In the recent simulations at PPPL, Dong and the research team were able to demonstrate that turbulent energy occurring at large scales during magnetic reconnection is turned into smaller-scale internal energy, which facilitates its conversion into thermal energy that superheats the corona.
Dong compares this process to adding cream to coffee, where drops of cold cream are spread throughout the coffee as it is stirred, eventually breaking up as they are mixed into the hot beverage.
“Similarly, magnetic fields form thin sheets of electric current that break up due to magnetic reconnection,” Dong said in a statement, which he says produces a turbulent “energy cascade” moving from larger to smaller scale, producing a surprisingly efficient heating process that occurs within the solar corona.
During this process, magnetic field lines are broken and rejoined, which produces “chains” of what are called plasmoids, formations that occur when plasma and magnetic fields form a coherent structure.
“By breaking elongated current sheets into chains of small magnetic flux ropes (or plasmoids),” Dong and his coauthors write, “magnetic reconnection leads to a previously undiscovered range of energy cascade, where the rate of energy transfer is controlled by the growth rate of the plasmoids.”
Dong and his team say that understanding the role of these processes fundamentally rewrites close to half a century of thinking regarding the energy cascade phenomena occurring within the corona, and links rates of energy transfer to the speed at which these chains of plasmoids grow.

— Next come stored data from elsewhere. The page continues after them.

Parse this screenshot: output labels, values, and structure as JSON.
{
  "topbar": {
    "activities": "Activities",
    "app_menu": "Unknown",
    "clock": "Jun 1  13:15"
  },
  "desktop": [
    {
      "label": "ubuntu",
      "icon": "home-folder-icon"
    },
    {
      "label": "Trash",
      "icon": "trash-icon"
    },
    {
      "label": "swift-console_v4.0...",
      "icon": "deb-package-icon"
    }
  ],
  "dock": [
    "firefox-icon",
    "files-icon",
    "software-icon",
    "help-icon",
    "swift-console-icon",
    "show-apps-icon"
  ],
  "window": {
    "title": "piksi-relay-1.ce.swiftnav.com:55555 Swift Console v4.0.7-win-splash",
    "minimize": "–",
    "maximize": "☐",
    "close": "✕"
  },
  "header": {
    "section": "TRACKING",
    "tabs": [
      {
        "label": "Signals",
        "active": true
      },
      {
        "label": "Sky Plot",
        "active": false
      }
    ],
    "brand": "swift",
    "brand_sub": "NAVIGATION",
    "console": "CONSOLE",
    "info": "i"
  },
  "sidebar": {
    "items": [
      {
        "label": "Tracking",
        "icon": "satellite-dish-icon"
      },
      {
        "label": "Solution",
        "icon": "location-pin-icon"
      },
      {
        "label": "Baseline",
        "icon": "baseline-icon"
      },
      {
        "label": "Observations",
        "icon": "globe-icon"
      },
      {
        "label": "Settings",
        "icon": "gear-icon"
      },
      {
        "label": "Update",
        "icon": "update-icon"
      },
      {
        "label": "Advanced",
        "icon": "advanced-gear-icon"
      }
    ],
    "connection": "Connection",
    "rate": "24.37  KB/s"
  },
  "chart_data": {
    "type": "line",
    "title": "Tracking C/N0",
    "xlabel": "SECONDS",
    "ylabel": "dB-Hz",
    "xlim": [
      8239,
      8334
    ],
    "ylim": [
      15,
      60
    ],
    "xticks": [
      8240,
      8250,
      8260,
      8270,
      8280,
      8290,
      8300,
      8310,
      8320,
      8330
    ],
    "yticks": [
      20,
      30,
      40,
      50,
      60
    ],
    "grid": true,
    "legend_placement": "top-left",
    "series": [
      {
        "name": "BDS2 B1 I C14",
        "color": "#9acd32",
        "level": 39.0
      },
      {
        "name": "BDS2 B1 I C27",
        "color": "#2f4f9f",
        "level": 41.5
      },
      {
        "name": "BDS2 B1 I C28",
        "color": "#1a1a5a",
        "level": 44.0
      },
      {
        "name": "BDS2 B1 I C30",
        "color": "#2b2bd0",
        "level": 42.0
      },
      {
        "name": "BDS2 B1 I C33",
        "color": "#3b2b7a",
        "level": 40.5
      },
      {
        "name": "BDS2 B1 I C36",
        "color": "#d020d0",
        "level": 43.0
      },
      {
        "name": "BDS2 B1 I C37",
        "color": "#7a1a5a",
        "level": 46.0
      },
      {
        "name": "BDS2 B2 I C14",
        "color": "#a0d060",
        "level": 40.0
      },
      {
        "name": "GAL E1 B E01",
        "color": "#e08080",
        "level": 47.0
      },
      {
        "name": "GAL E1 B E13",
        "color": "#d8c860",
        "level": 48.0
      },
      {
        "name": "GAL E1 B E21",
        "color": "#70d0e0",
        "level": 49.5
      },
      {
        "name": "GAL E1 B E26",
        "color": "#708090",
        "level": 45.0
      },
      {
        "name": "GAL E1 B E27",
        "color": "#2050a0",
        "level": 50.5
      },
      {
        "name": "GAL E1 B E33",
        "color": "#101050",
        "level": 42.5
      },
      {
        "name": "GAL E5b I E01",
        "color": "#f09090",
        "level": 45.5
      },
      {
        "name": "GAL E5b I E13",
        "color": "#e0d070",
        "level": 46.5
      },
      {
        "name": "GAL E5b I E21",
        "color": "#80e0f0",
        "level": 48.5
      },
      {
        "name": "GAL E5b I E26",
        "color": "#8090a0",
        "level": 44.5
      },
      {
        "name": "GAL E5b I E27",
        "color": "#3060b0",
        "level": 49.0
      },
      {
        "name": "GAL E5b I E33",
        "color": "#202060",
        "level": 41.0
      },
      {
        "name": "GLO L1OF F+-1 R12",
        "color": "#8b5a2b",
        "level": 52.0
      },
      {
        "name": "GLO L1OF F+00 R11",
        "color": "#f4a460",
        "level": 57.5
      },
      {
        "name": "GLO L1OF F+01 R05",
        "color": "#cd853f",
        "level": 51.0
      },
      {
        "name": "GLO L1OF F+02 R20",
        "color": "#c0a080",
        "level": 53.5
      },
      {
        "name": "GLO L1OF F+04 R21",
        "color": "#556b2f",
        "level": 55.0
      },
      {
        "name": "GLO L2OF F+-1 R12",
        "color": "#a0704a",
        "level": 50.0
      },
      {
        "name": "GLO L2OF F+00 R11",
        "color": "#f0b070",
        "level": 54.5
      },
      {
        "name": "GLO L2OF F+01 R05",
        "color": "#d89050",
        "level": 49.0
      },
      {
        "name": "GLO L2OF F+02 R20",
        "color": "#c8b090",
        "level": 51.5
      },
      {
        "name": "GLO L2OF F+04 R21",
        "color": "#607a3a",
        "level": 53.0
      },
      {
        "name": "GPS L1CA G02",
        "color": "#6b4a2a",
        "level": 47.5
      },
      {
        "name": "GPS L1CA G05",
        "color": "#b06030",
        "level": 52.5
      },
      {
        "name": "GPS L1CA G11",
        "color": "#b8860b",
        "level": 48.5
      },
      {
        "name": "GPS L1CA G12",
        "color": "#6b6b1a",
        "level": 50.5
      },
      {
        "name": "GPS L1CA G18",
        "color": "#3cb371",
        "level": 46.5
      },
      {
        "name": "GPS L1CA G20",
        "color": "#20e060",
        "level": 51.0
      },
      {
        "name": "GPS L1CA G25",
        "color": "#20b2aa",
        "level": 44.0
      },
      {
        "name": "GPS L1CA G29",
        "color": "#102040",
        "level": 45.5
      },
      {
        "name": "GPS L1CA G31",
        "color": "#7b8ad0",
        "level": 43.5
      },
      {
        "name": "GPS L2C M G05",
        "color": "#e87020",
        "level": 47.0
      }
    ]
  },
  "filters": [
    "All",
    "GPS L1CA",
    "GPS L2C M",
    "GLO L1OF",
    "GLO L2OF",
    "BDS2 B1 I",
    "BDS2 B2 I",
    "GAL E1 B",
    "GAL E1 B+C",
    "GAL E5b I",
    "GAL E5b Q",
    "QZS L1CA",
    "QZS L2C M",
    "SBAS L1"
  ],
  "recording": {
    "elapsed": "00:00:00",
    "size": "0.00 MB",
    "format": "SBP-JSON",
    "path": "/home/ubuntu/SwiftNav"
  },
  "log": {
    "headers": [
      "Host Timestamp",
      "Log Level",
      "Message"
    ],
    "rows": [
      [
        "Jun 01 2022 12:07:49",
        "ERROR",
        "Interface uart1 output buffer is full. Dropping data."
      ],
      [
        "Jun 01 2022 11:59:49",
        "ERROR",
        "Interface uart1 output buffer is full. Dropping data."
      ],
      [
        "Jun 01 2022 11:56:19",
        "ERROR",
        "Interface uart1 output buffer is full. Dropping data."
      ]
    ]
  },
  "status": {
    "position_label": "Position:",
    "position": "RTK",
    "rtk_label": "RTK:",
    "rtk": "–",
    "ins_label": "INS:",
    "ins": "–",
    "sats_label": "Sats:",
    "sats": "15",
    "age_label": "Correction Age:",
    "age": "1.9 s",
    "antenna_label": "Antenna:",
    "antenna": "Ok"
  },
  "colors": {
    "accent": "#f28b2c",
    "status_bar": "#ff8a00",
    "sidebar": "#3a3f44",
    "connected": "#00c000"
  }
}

Amitava Bhattacharjee, a Princeton professor of astrophysical sciences and PPPL physicist that supervised Dong and the team’s research, said in a statement that the experiment has provided “undisputed evidence for the first time of a theoretically predicted mechanism for a previously undiscovered range of turbulent energy cascade,” which is fundamentally related to the growth of plasmoids.
The authors write that their study identifies the ubiquity of these plasmoids in association with magnetic reconnection, noting that their discovery “has broad implications and consequences on particle acceleration in the solar/stellar coronae, accretion disks, and jets from compact objects,” as well as other phenomena occurring throughout the universe.